The statute’s “careful limitation to only a subset of derogatory statements to which elected officials may be particularly hostile” rendered it unlikely to survive constitutional muster. By focusing on speech about political candidates, the statute raises the “possibility that official suppression of ideas is afoot,” reasoned the court. The statute was not necessary to achieve a compelling state interest because a statute that applied equally to all individuals would accomplish the same purpose. Thus, the plaintiffs were likely to prevail on the merits of their First Amendment challenge to the statute, the court held.

Section Leaders Agree with the Appellate Court’s Ruling

Litigation Section leaders agree that the libel statute at issue likely violates the First Amendment. They are cognizant, however, of the delicate balance libel statutes must strike between sanctioning those who knowingly spread blatant lies and encouraging robust discussion of important political issues.

“The Fourth Circuit got this one right,” declares Jonathan W. Peters, Athens, GA, chair of the Section’s First Amendment Subcommittee of the Civil Rights Litigation Committee. “The First Amendment provides the highest level of protection to speech about politics and public affairs, and libel law provides the lowest level of protection to public officials and figures, in part on the theory that they can defend themselves more easily through public channels,” Peters contends.

This decision appears to follow the lead set by the U.S. Supreme Court. “The Supreme Court has recently protected even false speech in the ‘stolen valor’ case of United States v. Alvarez. Given the Supreme Court’s recent precedent and its protection for political speech in particular, I would be surprised if this decision were reversed,” opines Cassandra Burke Robertson, Cleveland, OH, chair of the Section’s Civil Rights Litigation Committee.

But the risk of falsehoods in the political process remains a concern. “Individuals need all the information possible to exercise their democratic rights, but that becomes very problematic when you have the spread of false information and people making decisions based on downright lies.

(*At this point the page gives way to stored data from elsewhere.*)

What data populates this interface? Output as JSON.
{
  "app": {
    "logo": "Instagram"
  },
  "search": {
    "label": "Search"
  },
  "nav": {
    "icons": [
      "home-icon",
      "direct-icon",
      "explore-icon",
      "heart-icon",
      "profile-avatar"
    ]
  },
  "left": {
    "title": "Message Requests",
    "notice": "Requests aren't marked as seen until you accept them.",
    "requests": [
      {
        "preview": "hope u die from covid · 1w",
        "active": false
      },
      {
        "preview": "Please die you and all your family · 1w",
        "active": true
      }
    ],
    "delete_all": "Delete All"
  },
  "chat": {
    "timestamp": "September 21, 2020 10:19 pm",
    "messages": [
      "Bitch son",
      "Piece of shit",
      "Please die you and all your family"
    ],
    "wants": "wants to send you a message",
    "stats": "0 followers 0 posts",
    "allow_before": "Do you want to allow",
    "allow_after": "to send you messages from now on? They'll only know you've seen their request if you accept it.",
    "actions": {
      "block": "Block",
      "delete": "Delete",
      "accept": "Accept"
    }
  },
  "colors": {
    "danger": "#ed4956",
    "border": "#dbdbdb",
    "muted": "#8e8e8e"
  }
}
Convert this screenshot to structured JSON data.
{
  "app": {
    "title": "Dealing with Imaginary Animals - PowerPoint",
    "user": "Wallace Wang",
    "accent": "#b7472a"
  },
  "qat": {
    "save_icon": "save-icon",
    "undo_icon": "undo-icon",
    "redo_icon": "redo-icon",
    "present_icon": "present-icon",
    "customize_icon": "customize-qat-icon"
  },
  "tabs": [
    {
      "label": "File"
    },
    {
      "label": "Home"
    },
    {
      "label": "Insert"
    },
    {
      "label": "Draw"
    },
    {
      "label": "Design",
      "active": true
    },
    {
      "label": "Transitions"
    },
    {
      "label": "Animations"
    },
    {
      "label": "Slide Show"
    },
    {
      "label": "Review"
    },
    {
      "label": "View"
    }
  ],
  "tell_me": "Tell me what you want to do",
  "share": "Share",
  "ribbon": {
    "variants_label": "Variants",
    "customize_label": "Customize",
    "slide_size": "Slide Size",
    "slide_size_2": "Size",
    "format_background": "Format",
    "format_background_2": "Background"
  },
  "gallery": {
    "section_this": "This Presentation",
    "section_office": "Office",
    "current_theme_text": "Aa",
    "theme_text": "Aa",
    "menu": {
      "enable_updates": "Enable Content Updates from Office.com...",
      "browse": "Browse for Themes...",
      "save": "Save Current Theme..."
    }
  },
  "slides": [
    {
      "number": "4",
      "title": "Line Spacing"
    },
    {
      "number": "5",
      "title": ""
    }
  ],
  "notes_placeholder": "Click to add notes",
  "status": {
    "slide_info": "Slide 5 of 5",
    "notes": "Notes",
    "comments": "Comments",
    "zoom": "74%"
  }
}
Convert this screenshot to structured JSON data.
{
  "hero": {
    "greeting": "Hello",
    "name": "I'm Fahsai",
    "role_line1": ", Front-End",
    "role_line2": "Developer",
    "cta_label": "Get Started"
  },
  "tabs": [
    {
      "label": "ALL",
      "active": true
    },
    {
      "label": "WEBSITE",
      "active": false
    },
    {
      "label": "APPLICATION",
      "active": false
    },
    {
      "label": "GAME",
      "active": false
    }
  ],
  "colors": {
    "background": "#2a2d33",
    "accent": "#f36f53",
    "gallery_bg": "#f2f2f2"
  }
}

So it makes sense to me that states would be trying to pass or resurrect some of these statutes for false speech and to have real sanctions for false speech,” Robertson reasons.

Even accounting for constitutional issues, action to ensure election truth may be warranted. “I am sympathetic to the plight of individuals in the age of ‘alternative facts.’ Individuals should not be able to lie with impunity,” declares Carlos Moore, Grenada, MS, cochair of the Section’s Civil Rights Litigation Committee.